Constitutive modeling of porosity and grain size effects on superelasticity of porous nanocrystalline NiTi shape memory alloy

Porous nanocrystalline NiTi shape memory alloy (SMA) benefit from a combination of the smart responses of nanograined SMA and the characteristics of porous materials, showing great potential in the high-tech field. Porosity and grain size exert an influence on the microstructure evolution during phase transformations, thus possessing the ability to alter the transformation characteristics of NiTi SMA. To investigate the porosity and grain size-dependent superelastic behaviors of porous nanocrystalline NiTi, the constitutive model incorporating grain size effects and tensile-compressive asymmetry for dense nanocrystalline NiTi is first developed.
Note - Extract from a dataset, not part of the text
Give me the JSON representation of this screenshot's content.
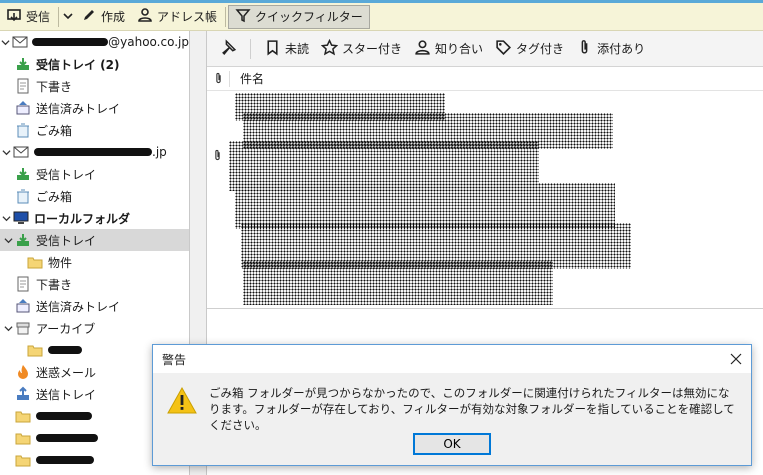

Based on the dense SMA model, porous nanocrystalline NiTi SMA is regarded as a composite material consisting of the void phase and the SMA matrix phase. The voids are treated as inclusions embedded in the SMA matrix composed of grain core and grain boundary. Tensile-compressive asymmetry, transformation hardening modulus associated with intrinsic length scale and grain size are incorporated into the modified Gurson-Tvergaard-Needleman potential function, leading to the construction of constitutive model for porous nanocrystalline NiTi SMA. Simulated results demonstrate that the proposed model is capable to describe the characteristics of porous nanocrystalline NiTi SMA, such as grain size and porosity dependent superelasticity and tensile-compressive asymmetry. Using the developed model, the combined effects of porosity and grain size on the critical transformation stresses, strain hardening, peak stresses, tensile-compressive asymmetry behaviors and the superelastic stress-strain hysteresis loop are analyzed.